Max and Maria's marriage collapses after the revelation that Max is not Danny's father, but Tim Duncan who Maria had a one-night stand with. Danny is initially unaware of the revelation. When Maria prepares to leave for Hong Kong with new partner Richard Morrison (Peter Flett), Danny refuses to go with them and remains in Erinsborough. Danny then leaves school to become a junior teller at the Pacific Bank. Danny overhears a conversation between Max and his French teacher, Kate Drew, and learns that Max is not his father. Danny and Max then work things out with Max assuring that he loves him as his own son. Danny falls for Marcie (Erif Perkins), a fellow employee and tries to impress her and works for Clive Gibbons (Geoff Paine) as a gorilla-gram. This proves to be in vain as Marcie rejects Danny. Danny's job causes further problems when it raises the ire of Max who dislikes Clive and when Danny is mistaken for a bank robber and arrested. The misunderstanding is eventually cleared up and Danny is freed. After learning Max and Maria have reunited in Queensland, Danny, deciding he has nothing left in Ramsay Street decides to get a transfer to a branch of the bank up north and leaves. Nearly twenty years later, he appears in Annalise Hartman's documentary about Ramsay Street.

==Reception==
While reviewing the series early episodes, Jacqueline Lee Lewes of The Sydney Morning Herald said the younger cast members who "deserve a mention" were Clencie, Smith, Dennis, Perkins and O'Brien, adding that they are "obviously going to be worth keeping an eye on." Debra Jopson from the same newspaper branded Danny "the soppy son who can't impress macho Dad, no matter how hard he tries".

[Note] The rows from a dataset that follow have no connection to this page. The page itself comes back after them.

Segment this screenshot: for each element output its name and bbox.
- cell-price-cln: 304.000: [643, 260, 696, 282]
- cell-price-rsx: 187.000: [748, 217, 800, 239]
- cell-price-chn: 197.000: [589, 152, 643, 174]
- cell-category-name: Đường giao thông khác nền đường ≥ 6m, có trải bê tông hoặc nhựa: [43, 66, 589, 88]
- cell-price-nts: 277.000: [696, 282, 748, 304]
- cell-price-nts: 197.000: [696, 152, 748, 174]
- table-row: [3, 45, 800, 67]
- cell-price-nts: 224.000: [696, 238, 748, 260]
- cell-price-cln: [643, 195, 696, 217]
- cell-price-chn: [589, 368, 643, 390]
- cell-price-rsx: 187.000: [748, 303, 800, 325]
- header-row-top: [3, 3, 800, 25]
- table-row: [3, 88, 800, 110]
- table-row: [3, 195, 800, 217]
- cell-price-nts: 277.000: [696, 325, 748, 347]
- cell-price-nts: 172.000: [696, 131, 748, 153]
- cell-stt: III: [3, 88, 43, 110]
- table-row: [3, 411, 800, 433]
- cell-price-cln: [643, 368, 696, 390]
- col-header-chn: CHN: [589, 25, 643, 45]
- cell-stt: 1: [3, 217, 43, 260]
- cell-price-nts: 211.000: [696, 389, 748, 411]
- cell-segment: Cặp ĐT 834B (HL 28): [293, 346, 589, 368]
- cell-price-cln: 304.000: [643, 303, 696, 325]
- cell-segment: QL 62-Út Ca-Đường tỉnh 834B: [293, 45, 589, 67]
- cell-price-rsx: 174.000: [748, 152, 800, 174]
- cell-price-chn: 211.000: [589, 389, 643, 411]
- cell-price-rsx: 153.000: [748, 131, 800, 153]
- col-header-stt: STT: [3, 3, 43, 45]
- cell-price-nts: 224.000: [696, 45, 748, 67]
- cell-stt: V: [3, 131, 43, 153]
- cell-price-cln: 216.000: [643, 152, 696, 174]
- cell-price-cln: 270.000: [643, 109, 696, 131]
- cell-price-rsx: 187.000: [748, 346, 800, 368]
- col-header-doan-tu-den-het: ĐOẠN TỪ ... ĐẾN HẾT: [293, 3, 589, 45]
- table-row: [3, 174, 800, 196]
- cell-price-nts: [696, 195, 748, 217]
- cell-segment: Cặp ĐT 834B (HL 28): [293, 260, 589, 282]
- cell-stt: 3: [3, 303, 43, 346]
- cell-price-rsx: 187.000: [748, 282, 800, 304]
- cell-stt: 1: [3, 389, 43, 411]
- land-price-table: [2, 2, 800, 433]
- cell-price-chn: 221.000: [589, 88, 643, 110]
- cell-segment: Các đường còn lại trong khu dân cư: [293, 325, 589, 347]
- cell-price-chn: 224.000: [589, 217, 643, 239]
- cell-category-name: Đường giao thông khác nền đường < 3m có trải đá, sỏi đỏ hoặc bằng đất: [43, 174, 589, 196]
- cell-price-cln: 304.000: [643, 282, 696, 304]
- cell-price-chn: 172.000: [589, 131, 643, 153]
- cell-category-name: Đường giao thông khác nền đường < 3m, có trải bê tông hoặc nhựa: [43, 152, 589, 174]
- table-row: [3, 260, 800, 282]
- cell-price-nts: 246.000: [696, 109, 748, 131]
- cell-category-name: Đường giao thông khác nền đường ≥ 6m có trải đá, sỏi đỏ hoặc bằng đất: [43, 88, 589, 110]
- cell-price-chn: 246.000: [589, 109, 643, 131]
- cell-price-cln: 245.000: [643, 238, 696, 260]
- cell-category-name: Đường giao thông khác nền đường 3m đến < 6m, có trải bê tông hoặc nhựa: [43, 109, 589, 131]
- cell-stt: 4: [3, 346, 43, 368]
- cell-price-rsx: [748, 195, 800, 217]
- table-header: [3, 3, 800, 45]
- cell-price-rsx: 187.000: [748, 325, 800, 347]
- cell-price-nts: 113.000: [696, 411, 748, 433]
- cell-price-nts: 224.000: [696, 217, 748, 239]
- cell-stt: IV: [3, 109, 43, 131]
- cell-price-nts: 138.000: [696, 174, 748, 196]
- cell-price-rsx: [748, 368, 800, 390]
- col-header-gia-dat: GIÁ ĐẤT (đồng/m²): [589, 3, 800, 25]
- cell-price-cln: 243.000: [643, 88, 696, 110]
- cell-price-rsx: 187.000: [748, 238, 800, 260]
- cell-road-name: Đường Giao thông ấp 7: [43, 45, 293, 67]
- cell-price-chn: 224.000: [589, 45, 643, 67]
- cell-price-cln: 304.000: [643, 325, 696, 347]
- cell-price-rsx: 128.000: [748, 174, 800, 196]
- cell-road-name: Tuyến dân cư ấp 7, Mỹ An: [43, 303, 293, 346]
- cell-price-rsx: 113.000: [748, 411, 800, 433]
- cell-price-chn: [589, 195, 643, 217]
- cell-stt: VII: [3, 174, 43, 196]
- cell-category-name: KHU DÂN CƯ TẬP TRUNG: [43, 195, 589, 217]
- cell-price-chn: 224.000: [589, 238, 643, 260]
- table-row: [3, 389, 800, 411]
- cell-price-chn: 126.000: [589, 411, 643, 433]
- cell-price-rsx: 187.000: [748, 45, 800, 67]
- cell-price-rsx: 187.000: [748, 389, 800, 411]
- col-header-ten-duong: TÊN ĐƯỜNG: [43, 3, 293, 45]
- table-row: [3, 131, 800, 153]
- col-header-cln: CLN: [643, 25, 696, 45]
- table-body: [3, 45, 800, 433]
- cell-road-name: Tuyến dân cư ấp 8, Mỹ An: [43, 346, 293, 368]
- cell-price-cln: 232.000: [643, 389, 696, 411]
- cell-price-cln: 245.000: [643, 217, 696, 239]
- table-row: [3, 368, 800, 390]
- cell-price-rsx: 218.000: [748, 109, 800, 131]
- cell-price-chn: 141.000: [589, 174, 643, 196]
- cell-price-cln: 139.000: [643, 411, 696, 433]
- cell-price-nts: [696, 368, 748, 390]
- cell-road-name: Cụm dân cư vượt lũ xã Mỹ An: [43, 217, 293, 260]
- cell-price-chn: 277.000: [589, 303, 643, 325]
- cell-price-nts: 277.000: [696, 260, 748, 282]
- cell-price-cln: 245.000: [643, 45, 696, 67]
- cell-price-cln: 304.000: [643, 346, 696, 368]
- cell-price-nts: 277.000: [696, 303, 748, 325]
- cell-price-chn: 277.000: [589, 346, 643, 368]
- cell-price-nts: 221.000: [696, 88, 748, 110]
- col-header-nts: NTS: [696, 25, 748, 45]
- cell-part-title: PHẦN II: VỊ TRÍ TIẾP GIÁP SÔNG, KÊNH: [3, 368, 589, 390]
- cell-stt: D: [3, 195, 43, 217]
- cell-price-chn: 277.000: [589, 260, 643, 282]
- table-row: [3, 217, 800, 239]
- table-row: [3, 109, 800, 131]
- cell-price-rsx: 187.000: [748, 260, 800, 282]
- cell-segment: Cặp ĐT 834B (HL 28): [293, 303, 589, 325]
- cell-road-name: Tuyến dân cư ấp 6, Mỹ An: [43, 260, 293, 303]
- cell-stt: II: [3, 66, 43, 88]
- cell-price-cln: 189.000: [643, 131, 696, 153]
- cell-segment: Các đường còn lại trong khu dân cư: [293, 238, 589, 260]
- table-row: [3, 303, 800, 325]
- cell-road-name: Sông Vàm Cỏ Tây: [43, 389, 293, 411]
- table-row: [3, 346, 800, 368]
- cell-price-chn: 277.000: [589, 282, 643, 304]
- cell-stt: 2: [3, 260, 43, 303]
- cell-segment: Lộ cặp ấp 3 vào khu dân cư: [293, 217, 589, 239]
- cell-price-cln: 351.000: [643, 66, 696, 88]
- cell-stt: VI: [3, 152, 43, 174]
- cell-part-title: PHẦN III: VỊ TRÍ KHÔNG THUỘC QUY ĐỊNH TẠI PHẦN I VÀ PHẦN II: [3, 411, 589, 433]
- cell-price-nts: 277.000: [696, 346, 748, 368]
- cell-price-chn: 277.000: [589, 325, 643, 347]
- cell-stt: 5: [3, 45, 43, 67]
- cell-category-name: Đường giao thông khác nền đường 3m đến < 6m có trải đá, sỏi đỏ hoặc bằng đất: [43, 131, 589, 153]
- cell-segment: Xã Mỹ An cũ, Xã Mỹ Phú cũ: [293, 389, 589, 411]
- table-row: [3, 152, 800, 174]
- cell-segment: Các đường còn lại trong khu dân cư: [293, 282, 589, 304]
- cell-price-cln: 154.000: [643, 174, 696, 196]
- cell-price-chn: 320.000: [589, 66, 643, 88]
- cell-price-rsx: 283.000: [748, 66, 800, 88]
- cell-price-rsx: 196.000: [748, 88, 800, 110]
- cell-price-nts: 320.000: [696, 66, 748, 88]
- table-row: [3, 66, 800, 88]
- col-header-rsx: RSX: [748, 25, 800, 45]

Ruth Deller of television website Lowculture gave Danny a 2 out of 5 for his contribution to Neighbours, during a feature called "A guide to recognising your Ramsays and Robinsons". She said "Danny was one of the original cast of Neighbours, although he didn't stay in the show for very long. He had an ongoing rivalry with brother Shane, and was good mates with Scott Robinson, but his only real storylines of note were the revelations over his paternity, and a stint working for Dr Clive Gibbons as a gorilla-o-gram".

In her book "Soap opera", Dorothy Hobson describes Danny and his family as "more working class than other characters", also stating: "They had working-class jobs but were not represented as cloth cap wearing or dowdy, they were bright and modern and representative of a vibrant and working population."